14. I think we’re running out of room for technological improvements in most areas of economic life, with three big exceptions: IT, medicine and transportation. The IT part is obvious — smartphones were just invented recently, and VR seems likely to become a big market in the next few years. Obviously, if someone finds a cure for cancer, heart disease, or AIDS, that would create a tremendous amount of value. It’s also easy to imagine transportation technologies that people would pay a lot of money for: self-driving cars, affordable private airplanes, personal helicopters, supersonic airplane flights, space travel. It’s possible that physics or logistical constraints will prevent these from ever coming to fruition, but we can at least imagine ways these products could get better.

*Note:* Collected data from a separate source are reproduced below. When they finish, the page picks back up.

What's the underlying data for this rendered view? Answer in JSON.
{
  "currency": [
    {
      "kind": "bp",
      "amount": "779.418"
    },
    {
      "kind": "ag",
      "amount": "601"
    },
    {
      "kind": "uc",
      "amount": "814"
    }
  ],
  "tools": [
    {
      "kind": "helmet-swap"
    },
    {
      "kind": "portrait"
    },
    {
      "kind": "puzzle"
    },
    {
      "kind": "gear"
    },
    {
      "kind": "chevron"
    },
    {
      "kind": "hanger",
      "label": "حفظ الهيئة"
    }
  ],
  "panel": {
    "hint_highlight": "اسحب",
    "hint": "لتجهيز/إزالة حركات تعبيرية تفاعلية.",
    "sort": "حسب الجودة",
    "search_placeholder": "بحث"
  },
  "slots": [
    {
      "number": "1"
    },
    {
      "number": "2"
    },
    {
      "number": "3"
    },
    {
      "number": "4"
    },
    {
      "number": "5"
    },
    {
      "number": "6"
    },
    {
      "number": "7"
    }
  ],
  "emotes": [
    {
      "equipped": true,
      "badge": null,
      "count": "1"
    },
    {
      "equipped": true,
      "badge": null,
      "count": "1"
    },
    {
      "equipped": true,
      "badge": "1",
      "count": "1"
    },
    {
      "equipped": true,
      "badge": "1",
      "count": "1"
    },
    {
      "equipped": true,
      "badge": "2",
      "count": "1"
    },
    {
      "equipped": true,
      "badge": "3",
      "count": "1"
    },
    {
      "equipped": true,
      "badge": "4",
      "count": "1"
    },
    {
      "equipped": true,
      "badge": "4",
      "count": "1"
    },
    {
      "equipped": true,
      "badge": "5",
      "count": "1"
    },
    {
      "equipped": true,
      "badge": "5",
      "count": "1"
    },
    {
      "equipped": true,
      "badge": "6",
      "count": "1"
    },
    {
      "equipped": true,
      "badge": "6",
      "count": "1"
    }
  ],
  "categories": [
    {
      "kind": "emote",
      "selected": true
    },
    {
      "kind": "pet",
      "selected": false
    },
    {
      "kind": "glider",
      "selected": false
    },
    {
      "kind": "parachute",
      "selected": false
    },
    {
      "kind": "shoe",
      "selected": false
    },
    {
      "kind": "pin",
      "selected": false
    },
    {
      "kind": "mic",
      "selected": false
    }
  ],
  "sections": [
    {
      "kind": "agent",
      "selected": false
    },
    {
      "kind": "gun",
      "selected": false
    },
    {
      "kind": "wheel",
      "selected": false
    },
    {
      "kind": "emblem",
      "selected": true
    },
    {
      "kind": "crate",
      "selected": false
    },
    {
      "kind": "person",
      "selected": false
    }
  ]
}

15. Energy is a third area where there seems to be a lot of room for progress — especially in solar panel and battery technology, as well as electric cars. But this is an interesting case because the primary selling point isn’t that they will make our lives qualitatively better so much as that they’ll help prevent a worsening of our collective living standards due to climate change.
16. This isn’t to say that there’s no room for further economic growth. Most American families can comfortably afford food, clothing, and shelter, but we’d all like these things to consume a smaller share of our incomes. More important, there are still some people in the United States and billions of people outside the United States who have yet to achieve the standard of living most of the people reading this post take for granted. It will take several more decades, at least, for the median income in countries likes India and Nigeria to reach American levels.
17. What this does mean, however, is that in the future most growth may be “catch-up growth,” in the sense that the economy will be focused on providing more and more people with the same standard of living that someone in the top income quintile of the United States enjoys today. That’s different from the 20th century, when even wealthy families could look forward to inventions (like air conditioning, televisions, and the internet) that would provide dramatic improvements in their standard of living.
18. This also means that we should expect a gradual slowdown in productivity growth rates. As people get wealthier, a smaller and smaller share of their household income will be devoted to goods and services that are amenable to technological improvement.
19. This could be seen as a pessimistic take, but the optimistic way to think about it is that Americans in the top half of the income distribution have arrived: we’re getting pretty close to the highest level of material comfort and security that it’s possible for a human civilization to have. Our children and grandchildren probably won’t enjoy a much higher standard of living than we do, but that’s mostly because it’s hard to imagine what a much higher standard of living would look like.
Update: I tweaked the example in point 3 after Saku Panditharatne convinced me that the original version was overstating my case.